Luar biasa pintar buat Singapura, dan luar biasa “tidak pintar”-nya Indonesia selama ini. Ulah mafia migas memang keterlaluan. Kita maksudkan mafia migas di sini adalah konspirasi orang-orang (pejabat-pengusaha bermental korup) yang telah meluluh lantakan Indonesia dalam jurang kemiskinan gegara kuadriliun rupiah telah dihabiskan untuk impor sesuatu yang sebetulnya mampu kita ekspor, yaitu Bahan Bakar Minyak (BBM) dan malah bisa dapat devisa.
Itu sketsa besarnya. Baru-baru ini dilaporkan skandal korupsi terkait Riza Chalid yang telah merugikan negara totalnya sampai Rp 285 triliun!!! Bandingkan dengan proyek Kereta Cepat Whoosh Jakarta-Bandung yang “cuma” Rp 120 triliun. Pertamina (atau Indonesia) dikorupsi habis percuma, bayangkan kalau dengan duit segitu proyek Kereta Cepat Jakarta ke Surabaya tentu bisa dibiayai dengan mudah.
Sekilas saja kita simak dari sidang Muhamad Kerry Adrianto Riza (anak Riza Chalid) selaku Beneficial Owner PT Tangki Merak dan PT Orbit Terminal Merak (PT OTM) yang bersama empat terdakwa lainnya, yakni 1) Eks Direktur Utama PT Pertamina International Shipping (PT PIS), Yoki Firnandi, 2) Senior Manager Crude Oil Supply PT Kilang Pertamina Internasional (PT KPI) periode 2022-1 April 2023, Agus Purwono, 3) Komisaris PT Jenggala Maritim Nusantara (PT JMN) dan Presiden Komisaris PT OTM, Dimas Werhaspati, dan 4) Komisaris Utama PT Jenggala Maritim Nusantara dan Presiden Direktur PT OTM, Gading Ramadhan Joedo. Betapa gila-gilaannya bancakan uang negara dihabiskan.
Dalam sidang itu terungkap, ada kerugian negara yang berasal dari pengeluaran yang seharusnya tidak dikeluarkan oleh PT Pertamina (Persero) maupun anak usahanya PT Pertamina Patra Niaga karena memang tidak perlu, misalnya pembayaran “through-put fee” dan pekerjaan tambahan yang tidak perlu kepada PT Orbit Terminal Merak. Ini bancakan yang sudah tidak pakai malu lagi.
Dalam dakwaan jaksa terungkap PT Pertamina (Persero) telah memenuhi permintaan pihak Riza Chalid agar perusahaan menyewa terminal BBM yang akan dibeli oleh PT Tangki Merak dari PT Oiltanking Merak (OTM). Penyewaan tersebut terjadi sekitar kurun April 2012-November 2014. Padahal saat itu Pertamina tidak membutuhkan terminal BBM itu.

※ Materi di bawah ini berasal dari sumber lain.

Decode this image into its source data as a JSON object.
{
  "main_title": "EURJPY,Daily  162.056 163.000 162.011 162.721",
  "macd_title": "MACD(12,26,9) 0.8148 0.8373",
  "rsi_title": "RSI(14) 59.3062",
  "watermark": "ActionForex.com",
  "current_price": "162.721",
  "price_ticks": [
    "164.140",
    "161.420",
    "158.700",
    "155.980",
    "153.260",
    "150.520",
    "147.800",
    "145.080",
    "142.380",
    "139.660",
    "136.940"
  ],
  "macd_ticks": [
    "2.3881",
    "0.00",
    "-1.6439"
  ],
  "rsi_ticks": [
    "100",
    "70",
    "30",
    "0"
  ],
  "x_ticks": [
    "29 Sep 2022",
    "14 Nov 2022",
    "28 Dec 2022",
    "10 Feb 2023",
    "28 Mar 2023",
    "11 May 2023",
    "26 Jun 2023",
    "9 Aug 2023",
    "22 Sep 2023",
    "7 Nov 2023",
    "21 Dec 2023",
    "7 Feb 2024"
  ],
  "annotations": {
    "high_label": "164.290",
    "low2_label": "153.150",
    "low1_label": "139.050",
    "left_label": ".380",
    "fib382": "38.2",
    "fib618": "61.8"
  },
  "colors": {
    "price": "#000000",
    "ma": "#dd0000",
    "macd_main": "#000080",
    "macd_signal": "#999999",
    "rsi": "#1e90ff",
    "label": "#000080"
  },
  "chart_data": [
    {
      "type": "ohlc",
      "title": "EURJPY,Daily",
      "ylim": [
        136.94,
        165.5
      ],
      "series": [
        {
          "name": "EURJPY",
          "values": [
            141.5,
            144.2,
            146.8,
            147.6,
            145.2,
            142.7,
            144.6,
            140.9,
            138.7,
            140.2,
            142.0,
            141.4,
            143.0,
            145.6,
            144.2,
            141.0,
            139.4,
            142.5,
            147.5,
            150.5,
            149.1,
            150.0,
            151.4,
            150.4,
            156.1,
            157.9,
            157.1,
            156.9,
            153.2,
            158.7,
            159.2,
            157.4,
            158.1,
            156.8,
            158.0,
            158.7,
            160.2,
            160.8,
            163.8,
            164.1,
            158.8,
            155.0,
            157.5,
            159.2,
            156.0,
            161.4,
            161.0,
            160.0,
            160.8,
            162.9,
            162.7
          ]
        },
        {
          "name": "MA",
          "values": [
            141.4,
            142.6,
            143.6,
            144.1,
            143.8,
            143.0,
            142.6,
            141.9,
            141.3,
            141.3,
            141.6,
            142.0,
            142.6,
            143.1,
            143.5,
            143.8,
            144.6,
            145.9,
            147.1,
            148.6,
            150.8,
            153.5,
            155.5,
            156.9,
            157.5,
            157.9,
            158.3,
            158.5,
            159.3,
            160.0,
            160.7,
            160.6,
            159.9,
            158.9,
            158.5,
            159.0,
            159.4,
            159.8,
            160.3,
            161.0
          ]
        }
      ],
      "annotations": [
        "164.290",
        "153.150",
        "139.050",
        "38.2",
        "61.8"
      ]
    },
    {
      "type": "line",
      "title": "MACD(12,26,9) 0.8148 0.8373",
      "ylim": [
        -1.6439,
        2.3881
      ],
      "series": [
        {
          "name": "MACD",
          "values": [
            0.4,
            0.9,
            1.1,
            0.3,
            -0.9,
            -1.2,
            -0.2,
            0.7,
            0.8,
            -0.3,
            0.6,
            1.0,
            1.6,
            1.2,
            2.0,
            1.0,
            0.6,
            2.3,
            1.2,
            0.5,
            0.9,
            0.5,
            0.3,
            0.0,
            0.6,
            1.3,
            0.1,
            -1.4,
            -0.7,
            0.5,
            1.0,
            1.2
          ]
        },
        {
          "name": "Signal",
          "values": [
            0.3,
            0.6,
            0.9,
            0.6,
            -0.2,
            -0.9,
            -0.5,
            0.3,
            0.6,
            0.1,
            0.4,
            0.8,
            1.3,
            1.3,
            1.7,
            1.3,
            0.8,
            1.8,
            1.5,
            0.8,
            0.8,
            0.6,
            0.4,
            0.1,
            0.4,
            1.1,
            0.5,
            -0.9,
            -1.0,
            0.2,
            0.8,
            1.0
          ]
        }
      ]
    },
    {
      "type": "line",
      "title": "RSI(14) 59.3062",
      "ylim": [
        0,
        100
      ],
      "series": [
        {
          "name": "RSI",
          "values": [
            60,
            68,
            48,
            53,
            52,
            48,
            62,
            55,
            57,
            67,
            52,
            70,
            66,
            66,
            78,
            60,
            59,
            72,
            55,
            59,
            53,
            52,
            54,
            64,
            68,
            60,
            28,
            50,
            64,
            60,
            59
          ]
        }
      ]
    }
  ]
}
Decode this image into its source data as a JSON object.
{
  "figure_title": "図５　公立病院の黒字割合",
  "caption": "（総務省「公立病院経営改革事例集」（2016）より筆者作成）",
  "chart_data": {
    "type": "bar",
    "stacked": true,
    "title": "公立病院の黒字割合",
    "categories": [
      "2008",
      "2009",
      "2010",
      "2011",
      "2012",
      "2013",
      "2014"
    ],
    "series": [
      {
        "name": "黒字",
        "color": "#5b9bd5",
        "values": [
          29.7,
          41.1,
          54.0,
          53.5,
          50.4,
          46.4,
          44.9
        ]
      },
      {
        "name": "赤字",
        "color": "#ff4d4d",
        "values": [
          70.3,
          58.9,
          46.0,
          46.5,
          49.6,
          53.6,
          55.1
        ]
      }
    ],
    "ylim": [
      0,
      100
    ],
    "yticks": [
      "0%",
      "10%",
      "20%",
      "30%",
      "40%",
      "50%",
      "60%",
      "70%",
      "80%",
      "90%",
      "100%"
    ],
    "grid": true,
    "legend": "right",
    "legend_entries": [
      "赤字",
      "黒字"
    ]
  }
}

Akibat pembayaran sewa terminal BBM yang tidak diperlukan itu terjadi kerugian keuangan negara sebesar Rp 2,9 triliun. Itu sekedar contoh kecil dari proses sewa-menyewa tanki yang tidak diperlukan Pertamina. Betapa mudahnya para koruptor yang bersekongkol dengan para ordal (orang dalam) Pertamina dan kemungkinan besar pejabat-pejabat di lingkaran Kementerian.
Hal menyebalkan yang juga terungkap misalnya, jaksa bilang bahwa sebagian uang pembayaran sewa terminal BBM Merak yang sudah diterima oleh PT Oiltanking Merak sebesar Rp 176,3 miliar mengalir masuk ke kantong Kerry dan Gading dan digunakan untuk bermain golf di Thailand bersama Dimas Werhaspati, Yoki Firnandi, Sani Dinar, Agus Purwono, dan Arief Sukmara. Pesta pora… Sawadikaaaappp !!!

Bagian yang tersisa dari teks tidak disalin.